Creativity seems to be a capacity that individuals possess in varying degrees. When creativity is broadly defined, we see that every person exercises creativity in their lives. Career counseling should help an individual identify the source and direction of his or her creativity.

Creative abilities tend to be signals for motivational areas. Most people exercise creativity in the direction of their strongest motivations, which can be only partially defined as interests (i.e., vocational interests a’ la Holland). Helping a person identify and examine the creativity in their lives unlocks the secret to the individual motivation and potential. Identifying a history of “creative moments” can point out a motivational pattern.

Somewhere, somehow creativity got a bad rap. Being “creative” has come to mean something like artistic or intuitive or both. In fact, creativity is that force or energy which compels people to do something different, to be something different, to change their lives, or to manage the change in their lives.

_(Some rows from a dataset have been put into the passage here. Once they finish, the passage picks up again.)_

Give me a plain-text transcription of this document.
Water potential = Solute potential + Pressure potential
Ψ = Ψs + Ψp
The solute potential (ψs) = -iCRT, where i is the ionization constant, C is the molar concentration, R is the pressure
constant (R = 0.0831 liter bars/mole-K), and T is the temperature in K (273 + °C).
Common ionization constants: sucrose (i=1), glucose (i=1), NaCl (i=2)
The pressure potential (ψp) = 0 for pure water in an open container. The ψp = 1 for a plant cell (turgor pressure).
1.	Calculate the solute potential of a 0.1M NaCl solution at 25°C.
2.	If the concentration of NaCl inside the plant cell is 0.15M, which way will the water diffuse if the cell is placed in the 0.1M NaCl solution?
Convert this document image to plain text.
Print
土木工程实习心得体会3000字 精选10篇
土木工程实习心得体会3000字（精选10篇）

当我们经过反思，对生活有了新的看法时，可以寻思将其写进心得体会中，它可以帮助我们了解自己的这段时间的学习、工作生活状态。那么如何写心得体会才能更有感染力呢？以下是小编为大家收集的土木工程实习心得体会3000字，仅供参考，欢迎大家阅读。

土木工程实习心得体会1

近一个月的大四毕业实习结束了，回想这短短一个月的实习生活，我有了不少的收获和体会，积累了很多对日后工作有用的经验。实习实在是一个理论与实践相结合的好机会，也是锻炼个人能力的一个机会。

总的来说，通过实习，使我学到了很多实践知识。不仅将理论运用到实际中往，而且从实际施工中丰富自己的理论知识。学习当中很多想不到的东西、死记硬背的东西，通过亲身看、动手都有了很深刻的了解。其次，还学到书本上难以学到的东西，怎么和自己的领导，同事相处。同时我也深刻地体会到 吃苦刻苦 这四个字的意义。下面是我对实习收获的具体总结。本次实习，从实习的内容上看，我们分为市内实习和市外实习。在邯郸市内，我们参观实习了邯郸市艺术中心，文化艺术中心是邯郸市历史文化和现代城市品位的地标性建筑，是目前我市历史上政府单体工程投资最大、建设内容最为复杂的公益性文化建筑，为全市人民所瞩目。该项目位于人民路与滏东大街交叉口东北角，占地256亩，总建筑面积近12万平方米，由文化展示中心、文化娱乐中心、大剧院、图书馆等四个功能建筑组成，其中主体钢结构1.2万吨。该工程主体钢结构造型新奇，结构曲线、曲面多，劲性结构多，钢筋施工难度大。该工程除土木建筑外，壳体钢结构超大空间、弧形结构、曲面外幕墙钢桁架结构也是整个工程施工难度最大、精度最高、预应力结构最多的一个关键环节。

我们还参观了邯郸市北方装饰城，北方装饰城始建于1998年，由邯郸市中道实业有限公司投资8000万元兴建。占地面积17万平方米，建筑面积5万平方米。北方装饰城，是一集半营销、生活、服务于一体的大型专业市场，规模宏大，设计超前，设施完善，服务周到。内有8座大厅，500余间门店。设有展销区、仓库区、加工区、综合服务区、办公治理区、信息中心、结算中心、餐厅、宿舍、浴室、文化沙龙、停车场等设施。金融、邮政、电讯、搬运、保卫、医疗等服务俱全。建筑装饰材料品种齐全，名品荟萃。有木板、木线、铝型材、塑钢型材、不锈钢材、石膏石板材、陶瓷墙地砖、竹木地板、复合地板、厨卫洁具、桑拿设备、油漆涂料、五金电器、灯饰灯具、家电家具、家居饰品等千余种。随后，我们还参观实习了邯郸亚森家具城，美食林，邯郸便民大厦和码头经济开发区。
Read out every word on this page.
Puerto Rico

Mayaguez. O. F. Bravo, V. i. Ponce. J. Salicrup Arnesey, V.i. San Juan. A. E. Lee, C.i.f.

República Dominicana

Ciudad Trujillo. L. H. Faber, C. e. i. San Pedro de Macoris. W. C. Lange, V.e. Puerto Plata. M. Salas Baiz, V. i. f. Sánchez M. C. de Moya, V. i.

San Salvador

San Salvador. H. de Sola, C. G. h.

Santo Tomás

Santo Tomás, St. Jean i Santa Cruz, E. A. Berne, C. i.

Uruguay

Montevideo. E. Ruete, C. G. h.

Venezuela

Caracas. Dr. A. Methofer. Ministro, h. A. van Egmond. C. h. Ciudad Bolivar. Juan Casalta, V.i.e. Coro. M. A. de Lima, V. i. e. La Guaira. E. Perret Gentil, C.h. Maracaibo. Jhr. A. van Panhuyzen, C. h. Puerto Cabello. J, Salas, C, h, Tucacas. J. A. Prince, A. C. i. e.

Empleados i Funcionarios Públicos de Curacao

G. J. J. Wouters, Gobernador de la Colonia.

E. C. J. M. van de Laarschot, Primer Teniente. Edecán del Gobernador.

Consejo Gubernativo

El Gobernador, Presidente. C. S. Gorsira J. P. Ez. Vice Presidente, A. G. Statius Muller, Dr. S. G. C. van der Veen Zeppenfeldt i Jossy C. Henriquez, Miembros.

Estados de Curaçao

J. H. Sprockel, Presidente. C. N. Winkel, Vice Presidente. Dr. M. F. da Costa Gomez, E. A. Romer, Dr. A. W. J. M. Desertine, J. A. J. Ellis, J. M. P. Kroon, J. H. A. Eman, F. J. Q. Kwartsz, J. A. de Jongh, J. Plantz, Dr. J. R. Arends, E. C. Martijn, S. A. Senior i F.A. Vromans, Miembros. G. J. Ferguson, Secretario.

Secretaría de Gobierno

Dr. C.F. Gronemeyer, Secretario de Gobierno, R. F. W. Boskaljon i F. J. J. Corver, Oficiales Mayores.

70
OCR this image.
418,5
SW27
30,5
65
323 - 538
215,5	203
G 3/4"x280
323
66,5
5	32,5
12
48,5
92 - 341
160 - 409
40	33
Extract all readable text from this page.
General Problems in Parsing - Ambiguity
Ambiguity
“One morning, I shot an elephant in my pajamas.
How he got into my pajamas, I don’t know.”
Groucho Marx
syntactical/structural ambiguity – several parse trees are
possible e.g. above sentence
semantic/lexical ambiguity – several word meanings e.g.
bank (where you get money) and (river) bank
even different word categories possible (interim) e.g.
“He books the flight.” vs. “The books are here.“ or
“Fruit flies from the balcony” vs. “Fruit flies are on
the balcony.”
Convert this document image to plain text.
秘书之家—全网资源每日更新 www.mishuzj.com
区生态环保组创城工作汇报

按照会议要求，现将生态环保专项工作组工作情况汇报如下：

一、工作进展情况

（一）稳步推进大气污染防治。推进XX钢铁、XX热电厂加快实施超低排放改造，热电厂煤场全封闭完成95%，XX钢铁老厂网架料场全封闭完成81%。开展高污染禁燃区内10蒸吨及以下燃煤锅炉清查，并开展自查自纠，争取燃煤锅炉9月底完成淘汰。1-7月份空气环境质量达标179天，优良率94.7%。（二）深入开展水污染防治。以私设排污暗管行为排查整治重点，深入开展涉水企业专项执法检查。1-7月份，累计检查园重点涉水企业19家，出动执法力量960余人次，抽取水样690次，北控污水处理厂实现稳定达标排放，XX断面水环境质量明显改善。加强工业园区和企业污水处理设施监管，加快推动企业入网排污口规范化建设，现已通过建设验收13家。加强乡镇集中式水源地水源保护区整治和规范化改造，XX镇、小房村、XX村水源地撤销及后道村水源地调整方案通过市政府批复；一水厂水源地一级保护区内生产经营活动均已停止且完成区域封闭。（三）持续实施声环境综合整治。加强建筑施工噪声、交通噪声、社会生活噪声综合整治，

Unfortunately, people wrongly assume that creativity cannot be applied – that it dissipates in direct proportion to concentration. Well, as self-fulfilling prophecy would have it, most people seem to lose creativity when “applying themselves” to a particular life problem (such as career indecision). Career counselors can help such people rediscover and focus their creativity by systematically studying its history.

A great many career specialists in college settings simply hand their clients “creative” exercises, an act which suppresses creativity. Or these career counselors assume (consciously or unconsciously) that only highly verbal, extroverted, liberal arts majors have enough creativity (along with critical thinking and “interpersonal communication skills”) to warrant inspection and careful attention.

Surprise! Surprise! Students majoring in engineering and computer science exercise creativity. Political science, English and electronics technology majors exercise creativity. Obviously, I am saying that all students, and yes, Virginia, all people, exercise creativity in some way, shape, form, or direction.

I met a seemingly introverted student majoring in electronics technology. By outward behavior and speech, he was a classically uncreative guy. However, this student bubbled enthusiastically while describing the computer printer he built at home, how he accelerated its print speed, re-adjusted the ‘do whop’ and the ‘what not’ (my translations) and how he devised plans for some very unconventional, but fascinating home equipment. Had this fellow exercised his creativity in the direction of his career interest? Or had he somehow developed his career interest in the direction of his felt creativity? Either way, career counseling focused on creativity, as well as other characteristics, can help in the problem of choice.

Ultimately, two ways of working with people emerge:

1. Helping them to identify their creativity and to apply it to career interests/goals.
2. Helping them to develop career interests/goals based on knowledge of the conditions surrounding their creativity.

Career counselors need to be creative in the way they work with clients. Not all clients respond to the same exercises, counseling style, and language.

In my experience, describing an effective job search in terms of product knowledge, market research, and sales presentation is more helpful for marketing majors than “career counselor talk.” However, students of philosophy benefit from a discussion of the search for compatibility of values and objectives (better known as person-organization fit). Using related language can be a facilitator of understanding as easily as career buzz language can be a barrier to it.

Counselors need to be flexible in their approach to gathering client information. Some clients prefer intuitive means for generating and processing information and might benefit from fantasy techniques or those which are more Gestalt in nature. Other clients prefer concreteness and revel in detailed skill analysis, priority grids, or analytically-oriented paper and pencil exercises.

Clients vary with respect to the speed at which they can deal with movement relative to career planning. Counselors must develop a sensitivity to personal timetables – i.e. how quickly a client can accept the changes inherent in the process of career development, and how quickly he or she can assimilate career and self information.

You may notice, this is not an article promising the “how to” of discovering and utilizing creativity (Howard Figler does a much better job of that than I could). This is a “must do” article. I leave it to your own creativity to implement the concepts, thereby generating effective (and perhaps spontaneous) means for exploring your clients’ creative forces in the process of career decision-making.